Thursday, August 25, 2016

What are the 100 best films of the third millennium? – Le Figaro

VIDEOS – The BBC presented its ranking of the biggest feature films produced since 2000. Cocorico! Sixteen French productions are invited in the list of “new classic”. Le Figaro decrypts the other teachings of the Top 100.

For the BBC, “the movie does not die, he evolved”. In the desire to leave a cinematic traditionalism too common in schools and newspapers, and to impose new classic to our century, the English media gathered 177 critics (journalists and academics) to identify the hundred greatest films since 2000.

The aim is also to show that there on the big screen good alternatives to superhero shows, and grow a new audience to quality cinema, which is also a variety of increasingly large.

● Top 10 ranking

1- Mulholland Drive (David Lynch, American, 2001)

2- In the Mood for Love (Wong Kar-wai, Chinese, 2000)

3- There Will Be Blood (Paul Thomas Anderson, American, 2007)

4 Spirited Away (Hayao Miyazaki, Japanese, 2001)

5 Boyhood (Richard Linklater, American, 2014)

6 Eternal Sunshine of the Spotless Mind (Michel Gondry, French / American, 2004)

7- The Tree of Life (Terrence Malick, American, 2011)

8 Yi Yi: a One and a Two (Edward Yang, Taiwanese / Japanese 2000)

9 A separation (Asghar Farhadi, Iranian, 2011)

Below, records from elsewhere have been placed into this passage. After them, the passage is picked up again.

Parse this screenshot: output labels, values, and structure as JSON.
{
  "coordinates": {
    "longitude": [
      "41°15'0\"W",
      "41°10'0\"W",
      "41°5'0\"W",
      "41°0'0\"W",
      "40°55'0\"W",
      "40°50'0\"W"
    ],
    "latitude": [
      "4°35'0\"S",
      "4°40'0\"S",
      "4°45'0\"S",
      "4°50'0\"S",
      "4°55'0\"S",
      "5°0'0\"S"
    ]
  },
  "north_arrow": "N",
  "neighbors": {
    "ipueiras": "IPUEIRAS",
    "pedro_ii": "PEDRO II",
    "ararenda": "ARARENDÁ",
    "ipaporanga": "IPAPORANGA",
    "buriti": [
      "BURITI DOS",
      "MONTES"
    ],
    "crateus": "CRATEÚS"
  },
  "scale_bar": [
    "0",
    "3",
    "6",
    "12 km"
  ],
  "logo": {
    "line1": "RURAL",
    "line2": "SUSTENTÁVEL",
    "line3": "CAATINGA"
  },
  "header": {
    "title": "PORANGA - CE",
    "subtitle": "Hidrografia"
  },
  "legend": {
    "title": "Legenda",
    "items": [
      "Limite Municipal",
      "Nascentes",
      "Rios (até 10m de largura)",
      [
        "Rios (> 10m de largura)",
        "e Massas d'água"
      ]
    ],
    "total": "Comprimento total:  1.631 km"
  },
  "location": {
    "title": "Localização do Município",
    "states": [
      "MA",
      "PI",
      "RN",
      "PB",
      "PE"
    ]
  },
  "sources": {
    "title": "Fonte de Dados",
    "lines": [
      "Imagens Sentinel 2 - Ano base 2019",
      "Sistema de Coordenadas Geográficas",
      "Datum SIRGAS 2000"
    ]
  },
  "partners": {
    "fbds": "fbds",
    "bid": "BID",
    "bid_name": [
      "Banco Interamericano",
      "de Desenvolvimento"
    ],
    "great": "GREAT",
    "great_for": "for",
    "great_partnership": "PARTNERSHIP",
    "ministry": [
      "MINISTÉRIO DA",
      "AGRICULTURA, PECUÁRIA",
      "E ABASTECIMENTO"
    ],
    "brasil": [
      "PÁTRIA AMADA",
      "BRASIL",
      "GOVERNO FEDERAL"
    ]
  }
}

10- No Country for Old Men ( Joel and Ethan Coen, American 2007)

It is David Lynch, for Mulholland Drive – award at Cannes in 2001 – that is awarded the first place. The Top 10 is then logically dominated by US productions, including Eternal Sunshine of the Spotless Mind , which still allows the French Michel Gondry to represent France at the vertices (6th place).

This restricts Top supplemented by three Asian and Iranian productions ( a separation , 2011), and surprises especially with the presence of a cartoon in fourth place.

Spirited Away Miyazaki, most successful in the history of Japanese cinema, and here only representative of Japanese animation, is the gondola of four animated films American, whose wonderful WALL-E (29th place).

● notably absent

the American directors, too, are especially at honor. Christopher Nolan ( Memento , The Dark Knight , Inception ), the Coen brothers ( No Country for Old Men A Serious Man , Inside Llewyn Davis ), Wes Anderson ( The Royal Tenenbaums , Moonrise Kingdom , The Grand Budapest Hotel ) and Paul Thomas Anderson ( There Will be Blood , The Master , Inherent Vice ) are each appointed three time.

however, there was the amazing and unique presence of masters such as Martin Scorsese ( the Wolf of Wall Street ), Steven Spielberg ( AI Artificial Intelligence ) and Quentin Tarantino ( Inglourious Basterds ), as well as the general lack of young directors. The Canadian Xavier Dolan, in particular, could have been eligible for the “Club 100″.



● French cinema at the festival

The French cinema is rather well represented, scoring placing 16 100 feature films, including the delightful surprise Holy Motors Leos Carax (2012) in sixteenth place. As French productions, three films of Austrian director Michael Haneke swell the tricolor row: Hidden (2005), The White Ribbon (2009) and love (2012).

There are also The Life of Adele Abdellatif Kechiche, A Prophet by Jacques Audiard, Amélie Jean-Pierre Jeunet, and more surprisingly Goodbye to language at the 49th place, the last film by Jean-Luc Godard, who won the jury prize at Cannes in 2014 (tied with Xavier Dolan).

Toni Erdmann comes to the last minute

for the hundredth and last place, encrusted a last minute guest in the person of Toni Erdmann (Maren Ade), released a few days ago already elected and film of the year by critics.